Wallace mentions a few other contenders for the honor of most boring book. Nothing, by Methela, consisted of 200 blank pages. The Feminin Monarchi, written by Charles Butler in 1634, was a history of bees in phonetic spelling.

And so forth.

Now, there is a book--a book that has already been hailed as having the the oddest title of the last thirty years--with soporific potential which may approach that of Notes on the Collection of Transfers. As The Guardian reported on September 5, 2008:

The people have spoken and the oddest book title of the past 30 years has been selected: Greek Rural Postmen and their Cancellation Numbers. The impenetrable-sounding book, a comprehensive record of Greece's postal routes, is published by the Greek Hellenic Philatelic Society of Great Britain, which "exists to encourage the collection of Greek stamps and to promote their study".
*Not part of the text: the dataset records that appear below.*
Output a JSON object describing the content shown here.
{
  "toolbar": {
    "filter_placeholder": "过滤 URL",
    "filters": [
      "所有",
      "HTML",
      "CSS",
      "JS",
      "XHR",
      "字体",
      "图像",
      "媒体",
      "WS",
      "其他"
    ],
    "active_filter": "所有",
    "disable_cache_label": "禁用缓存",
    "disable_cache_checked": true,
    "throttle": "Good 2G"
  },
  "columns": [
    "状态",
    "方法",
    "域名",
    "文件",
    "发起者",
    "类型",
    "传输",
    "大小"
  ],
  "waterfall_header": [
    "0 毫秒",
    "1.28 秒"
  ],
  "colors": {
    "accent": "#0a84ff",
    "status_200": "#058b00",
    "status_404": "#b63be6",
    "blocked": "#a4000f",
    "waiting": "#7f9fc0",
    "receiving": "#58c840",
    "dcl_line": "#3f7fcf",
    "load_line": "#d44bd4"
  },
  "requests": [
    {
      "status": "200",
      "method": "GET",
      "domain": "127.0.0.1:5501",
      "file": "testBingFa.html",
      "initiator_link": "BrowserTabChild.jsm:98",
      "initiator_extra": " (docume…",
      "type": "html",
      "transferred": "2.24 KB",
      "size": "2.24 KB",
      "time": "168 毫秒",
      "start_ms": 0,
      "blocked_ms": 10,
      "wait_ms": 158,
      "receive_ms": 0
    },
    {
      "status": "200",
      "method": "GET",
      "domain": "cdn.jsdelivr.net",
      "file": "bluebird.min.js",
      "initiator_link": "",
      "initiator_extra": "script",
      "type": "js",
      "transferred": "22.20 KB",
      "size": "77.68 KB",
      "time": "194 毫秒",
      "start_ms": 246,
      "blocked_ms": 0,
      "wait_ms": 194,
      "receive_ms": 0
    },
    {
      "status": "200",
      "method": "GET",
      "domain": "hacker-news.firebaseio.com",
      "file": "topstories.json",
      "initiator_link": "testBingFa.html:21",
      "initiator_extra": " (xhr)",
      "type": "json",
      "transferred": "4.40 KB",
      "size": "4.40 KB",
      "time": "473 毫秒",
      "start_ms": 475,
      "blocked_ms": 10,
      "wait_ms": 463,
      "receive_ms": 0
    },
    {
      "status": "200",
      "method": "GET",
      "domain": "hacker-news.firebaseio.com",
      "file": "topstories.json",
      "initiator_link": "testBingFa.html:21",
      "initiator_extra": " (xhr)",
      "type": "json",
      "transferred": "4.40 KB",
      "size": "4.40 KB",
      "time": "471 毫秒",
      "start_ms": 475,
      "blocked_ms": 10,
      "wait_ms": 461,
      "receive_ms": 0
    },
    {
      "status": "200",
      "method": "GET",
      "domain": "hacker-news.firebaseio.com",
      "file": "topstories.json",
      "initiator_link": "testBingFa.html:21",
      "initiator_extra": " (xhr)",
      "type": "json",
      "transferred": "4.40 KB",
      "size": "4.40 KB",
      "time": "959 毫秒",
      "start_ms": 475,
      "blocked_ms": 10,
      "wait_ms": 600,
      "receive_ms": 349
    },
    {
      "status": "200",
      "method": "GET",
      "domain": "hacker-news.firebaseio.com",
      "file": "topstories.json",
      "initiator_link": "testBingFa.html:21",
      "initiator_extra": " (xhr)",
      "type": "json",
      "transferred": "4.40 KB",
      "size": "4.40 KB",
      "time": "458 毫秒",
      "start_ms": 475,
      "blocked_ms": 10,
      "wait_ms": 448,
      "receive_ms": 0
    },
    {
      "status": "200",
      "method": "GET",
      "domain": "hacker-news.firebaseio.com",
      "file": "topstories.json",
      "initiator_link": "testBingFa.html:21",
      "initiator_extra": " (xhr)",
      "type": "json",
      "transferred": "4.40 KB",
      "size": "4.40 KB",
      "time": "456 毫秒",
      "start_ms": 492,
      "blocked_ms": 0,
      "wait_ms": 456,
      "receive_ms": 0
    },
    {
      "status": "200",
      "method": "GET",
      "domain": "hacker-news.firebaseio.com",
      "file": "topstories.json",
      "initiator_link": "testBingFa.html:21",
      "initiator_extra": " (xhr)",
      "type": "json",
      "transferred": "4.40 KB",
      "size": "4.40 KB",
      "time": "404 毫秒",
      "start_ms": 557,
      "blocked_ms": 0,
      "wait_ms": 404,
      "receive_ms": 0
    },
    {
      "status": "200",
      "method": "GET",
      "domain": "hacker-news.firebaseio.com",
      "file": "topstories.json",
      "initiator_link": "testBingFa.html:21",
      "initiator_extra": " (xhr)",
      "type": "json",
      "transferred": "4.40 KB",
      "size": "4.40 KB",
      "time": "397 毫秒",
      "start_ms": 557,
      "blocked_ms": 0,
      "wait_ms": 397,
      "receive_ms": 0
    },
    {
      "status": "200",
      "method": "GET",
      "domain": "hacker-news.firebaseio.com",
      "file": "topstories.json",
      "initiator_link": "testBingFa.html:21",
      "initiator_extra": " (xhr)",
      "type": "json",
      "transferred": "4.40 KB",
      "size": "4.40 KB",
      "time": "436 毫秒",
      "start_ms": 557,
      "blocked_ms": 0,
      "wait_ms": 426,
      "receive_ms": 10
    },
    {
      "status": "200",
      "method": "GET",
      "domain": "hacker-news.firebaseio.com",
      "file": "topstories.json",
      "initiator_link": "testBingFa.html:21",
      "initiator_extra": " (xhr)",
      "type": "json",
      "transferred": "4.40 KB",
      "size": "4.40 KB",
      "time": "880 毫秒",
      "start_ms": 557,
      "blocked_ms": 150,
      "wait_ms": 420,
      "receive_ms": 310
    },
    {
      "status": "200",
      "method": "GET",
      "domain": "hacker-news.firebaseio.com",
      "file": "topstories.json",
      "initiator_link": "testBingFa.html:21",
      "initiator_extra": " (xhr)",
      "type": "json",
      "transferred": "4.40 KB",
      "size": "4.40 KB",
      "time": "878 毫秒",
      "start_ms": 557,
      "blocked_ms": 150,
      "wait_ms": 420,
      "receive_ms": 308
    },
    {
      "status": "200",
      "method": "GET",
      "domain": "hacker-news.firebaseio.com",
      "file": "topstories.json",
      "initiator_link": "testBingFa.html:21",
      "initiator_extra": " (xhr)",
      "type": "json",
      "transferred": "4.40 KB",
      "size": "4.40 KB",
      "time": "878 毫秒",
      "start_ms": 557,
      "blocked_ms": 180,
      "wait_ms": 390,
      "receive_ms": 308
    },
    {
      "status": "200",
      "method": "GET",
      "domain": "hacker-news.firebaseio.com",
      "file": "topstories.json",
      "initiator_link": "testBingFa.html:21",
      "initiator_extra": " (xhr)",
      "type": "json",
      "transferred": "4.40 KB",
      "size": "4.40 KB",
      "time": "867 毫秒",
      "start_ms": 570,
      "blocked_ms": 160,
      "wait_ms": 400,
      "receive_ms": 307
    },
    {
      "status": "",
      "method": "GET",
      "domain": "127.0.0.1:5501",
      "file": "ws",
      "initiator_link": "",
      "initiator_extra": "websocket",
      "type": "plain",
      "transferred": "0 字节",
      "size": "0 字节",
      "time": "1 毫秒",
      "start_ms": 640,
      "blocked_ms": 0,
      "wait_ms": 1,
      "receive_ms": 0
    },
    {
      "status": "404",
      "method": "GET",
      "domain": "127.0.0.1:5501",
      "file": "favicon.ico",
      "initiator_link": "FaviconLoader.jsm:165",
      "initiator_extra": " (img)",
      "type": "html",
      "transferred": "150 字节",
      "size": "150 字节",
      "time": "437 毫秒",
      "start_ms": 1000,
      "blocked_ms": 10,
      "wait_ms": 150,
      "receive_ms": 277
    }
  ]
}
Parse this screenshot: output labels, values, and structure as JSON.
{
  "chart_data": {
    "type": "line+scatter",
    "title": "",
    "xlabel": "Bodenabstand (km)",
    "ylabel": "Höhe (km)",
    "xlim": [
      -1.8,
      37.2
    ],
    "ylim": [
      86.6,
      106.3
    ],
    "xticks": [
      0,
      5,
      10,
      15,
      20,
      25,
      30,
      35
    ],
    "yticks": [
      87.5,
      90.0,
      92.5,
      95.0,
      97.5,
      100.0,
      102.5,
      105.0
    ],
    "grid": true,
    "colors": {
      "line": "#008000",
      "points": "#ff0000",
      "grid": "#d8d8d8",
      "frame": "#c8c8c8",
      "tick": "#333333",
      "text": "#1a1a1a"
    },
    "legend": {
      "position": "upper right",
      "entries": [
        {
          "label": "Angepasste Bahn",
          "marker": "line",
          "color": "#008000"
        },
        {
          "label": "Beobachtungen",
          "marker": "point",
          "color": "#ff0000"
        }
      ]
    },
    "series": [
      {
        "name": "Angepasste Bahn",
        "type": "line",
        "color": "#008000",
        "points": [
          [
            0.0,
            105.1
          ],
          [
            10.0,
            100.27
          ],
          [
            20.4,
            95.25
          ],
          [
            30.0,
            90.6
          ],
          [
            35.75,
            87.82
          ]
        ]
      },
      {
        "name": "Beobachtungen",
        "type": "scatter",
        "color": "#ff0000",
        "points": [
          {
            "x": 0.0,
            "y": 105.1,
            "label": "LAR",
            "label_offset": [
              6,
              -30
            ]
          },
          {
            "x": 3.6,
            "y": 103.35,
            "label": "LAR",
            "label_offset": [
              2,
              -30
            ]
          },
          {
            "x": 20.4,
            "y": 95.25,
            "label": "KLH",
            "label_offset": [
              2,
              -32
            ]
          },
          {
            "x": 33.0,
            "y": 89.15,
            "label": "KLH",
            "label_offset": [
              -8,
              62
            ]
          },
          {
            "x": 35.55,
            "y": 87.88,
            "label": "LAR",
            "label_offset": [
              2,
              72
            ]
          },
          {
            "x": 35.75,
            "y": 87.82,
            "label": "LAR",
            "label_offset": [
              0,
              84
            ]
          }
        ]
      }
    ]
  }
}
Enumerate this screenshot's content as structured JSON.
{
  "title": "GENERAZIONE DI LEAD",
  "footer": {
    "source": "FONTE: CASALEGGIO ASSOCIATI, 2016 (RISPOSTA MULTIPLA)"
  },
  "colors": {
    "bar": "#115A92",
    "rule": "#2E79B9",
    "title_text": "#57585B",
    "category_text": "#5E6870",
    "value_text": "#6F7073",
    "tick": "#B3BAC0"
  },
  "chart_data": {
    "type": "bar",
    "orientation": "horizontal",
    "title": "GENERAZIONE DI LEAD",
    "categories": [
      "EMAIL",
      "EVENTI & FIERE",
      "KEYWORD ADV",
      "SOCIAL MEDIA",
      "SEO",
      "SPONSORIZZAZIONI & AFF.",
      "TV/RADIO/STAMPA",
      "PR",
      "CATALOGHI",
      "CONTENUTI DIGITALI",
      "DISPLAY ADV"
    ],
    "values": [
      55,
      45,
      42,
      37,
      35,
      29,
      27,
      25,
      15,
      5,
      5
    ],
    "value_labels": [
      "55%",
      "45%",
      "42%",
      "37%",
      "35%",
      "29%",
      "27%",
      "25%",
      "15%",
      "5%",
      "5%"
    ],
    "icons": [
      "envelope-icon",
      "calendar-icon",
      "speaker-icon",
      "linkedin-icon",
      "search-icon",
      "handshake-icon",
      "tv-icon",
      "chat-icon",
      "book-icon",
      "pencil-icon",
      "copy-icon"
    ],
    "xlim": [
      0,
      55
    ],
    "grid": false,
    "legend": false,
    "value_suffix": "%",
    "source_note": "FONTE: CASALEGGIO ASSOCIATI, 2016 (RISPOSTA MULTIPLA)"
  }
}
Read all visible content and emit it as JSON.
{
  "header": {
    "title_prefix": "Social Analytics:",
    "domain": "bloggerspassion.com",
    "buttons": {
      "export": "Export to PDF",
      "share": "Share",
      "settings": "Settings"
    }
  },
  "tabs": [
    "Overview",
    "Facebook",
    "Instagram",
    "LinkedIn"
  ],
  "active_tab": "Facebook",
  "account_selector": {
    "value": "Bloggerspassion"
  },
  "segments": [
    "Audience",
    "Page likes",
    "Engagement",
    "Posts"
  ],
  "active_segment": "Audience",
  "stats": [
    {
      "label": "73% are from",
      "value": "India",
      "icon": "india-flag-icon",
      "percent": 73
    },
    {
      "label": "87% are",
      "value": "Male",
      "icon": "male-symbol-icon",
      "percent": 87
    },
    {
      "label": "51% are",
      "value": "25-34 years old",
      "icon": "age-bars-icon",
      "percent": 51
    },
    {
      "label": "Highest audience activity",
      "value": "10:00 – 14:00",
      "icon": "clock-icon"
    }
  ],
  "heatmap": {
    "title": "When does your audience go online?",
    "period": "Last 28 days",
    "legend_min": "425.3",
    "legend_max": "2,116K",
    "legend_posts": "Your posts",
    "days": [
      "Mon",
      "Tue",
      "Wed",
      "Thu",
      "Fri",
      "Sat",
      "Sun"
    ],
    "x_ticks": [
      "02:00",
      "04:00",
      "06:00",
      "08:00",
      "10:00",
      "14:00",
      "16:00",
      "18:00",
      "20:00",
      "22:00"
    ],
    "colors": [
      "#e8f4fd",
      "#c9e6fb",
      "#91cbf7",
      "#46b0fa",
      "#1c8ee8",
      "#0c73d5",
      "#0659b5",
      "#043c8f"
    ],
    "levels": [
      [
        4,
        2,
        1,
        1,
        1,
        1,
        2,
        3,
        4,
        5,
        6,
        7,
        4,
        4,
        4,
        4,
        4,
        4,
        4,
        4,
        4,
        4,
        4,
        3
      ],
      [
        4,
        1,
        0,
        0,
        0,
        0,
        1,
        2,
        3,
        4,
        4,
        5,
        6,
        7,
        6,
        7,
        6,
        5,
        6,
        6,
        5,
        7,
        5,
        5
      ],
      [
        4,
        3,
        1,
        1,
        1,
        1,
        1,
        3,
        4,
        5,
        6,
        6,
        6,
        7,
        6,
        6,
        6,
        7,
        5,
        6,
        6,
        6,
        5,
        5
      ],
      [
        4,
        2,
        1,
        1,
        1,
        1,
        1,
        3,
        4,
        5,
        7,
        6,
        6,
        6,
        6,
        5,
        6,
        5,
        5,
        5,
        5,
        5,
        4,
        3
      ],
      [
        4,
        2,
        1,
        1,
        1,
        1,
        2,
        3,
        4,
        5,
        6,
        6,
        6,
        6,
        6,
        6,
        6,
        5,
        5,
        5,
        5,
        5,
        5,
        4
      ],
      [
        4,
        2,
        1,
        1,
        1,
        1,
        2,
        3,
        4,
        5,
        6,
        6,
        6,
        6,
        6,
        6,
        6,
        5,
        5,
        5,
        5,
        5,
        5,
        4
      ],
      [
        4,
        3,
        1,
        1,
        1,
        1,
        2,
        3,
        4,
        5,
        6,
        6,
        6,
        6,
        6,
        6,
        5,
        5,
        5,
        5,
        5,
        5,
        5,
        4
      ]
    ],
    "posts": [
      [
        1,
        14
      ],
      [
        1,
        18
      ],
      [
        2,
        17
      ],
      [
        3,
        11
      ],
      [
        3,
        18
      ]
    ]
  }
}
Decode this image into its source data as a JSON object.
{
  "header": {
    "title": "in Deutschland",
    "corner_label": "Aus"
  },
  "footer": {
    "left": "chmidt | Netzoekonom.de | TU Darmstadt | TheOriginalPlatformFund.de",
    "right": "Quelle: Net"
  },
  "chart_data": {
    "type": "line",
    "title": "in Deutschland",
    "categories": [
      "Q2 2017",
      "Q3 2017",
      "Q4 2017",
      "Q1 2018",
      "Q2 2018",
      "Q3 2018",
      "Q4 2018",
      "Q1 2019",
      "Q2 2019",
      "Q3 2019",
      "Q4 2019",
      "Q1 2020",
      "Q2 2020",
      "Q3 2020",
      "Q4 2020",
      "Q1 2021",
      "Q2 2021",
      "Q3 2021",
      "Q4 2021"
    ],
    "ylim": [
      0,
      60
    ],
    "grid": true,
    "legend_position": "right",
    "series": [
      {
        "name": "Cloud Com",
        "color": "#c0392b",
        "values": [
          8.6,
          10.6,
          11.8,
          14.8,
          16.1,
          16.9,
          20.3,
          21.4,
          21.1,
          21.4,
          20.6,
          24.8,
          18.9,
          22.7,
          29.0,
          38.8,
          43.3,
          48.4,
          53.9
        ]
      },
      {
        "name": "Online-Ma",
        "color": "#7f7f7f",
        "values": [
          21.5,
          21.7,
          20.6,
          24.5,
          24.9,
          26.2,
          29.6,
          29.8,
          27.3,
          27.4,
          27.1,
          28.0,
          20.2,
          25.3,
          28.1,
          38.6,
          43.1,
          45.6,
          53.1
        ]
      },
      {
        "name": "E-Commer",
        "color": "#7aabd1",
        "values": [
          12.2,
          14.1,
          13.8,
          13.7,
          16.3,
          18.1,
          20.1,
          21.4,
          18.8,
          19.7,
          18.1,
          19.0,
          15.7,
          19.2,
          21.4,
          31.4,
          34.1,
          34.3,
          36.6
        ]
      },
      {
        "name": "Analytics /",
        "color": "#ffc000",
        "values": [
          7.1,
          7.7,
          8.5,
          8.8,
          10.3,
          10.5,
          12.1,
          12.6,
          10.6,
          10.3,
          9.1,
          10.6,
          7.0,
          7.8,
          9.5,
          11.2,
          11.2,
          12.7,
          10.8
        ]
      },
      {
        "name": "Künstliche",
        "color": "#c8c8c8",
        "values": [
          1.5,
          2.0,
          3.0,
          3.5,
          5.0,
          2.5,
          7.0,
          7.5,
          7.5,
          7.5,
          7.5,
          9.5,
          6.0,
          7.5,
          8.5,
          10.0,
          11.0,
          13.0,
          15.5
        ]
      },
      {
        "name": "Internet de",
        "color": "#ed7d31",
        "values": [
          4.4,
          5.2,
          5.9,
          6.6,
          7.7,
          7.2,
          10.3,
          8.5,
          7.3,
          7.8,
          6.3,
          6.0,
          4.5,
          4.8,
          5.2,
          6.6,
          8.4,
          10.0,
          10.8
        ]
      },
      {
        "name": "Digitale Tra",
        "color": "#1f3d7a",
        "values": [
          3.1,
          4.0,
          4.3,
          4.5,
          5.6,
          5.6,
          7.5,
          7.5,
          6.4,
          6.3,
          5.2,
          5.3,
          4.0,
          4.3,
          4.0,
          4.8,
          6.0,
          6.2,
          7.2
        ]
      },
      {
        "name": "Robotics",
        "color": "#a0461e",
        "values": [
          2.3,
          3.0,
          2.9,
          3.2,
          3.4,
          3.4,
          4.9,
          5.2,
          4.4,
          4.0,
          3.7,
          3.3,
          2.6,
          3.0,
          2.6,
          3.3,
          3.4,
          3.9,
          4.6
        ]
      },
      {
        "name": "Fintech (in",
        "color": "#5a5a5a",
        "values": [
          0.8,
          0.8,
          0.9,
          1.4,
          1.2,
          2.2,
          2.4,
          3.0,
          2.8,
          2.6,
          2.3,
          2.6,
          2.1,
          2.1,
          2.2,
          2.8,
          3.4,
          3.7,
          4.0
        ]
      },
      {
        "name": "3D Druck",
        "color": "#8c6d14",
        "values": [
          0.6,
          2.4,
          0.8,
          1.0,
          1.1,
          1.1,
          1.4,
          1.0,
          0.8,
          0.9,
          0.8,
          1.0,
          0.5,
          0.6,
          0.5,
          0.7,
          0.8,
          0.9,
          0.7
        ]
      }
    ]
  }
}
In previous posts, I have mentioned the Diagram Prize, awarded annually by Bookseller magazine for the oddest book title of the year. This year, Bookseller awarded the Diagram of Diagrams to the book with the oddest title of the last 30 years. While the cover of Greek Rural Postmen and their Cancellation Numbers looks equally as boring as the cover of Notes on the Collection of Transfers, I'm not sure the scant 72 pages of text of the newer book can seriously challenge the 300 pages of Sidis' work. If any readers of this blog have access to these books and the stamina to slog through both, please report back.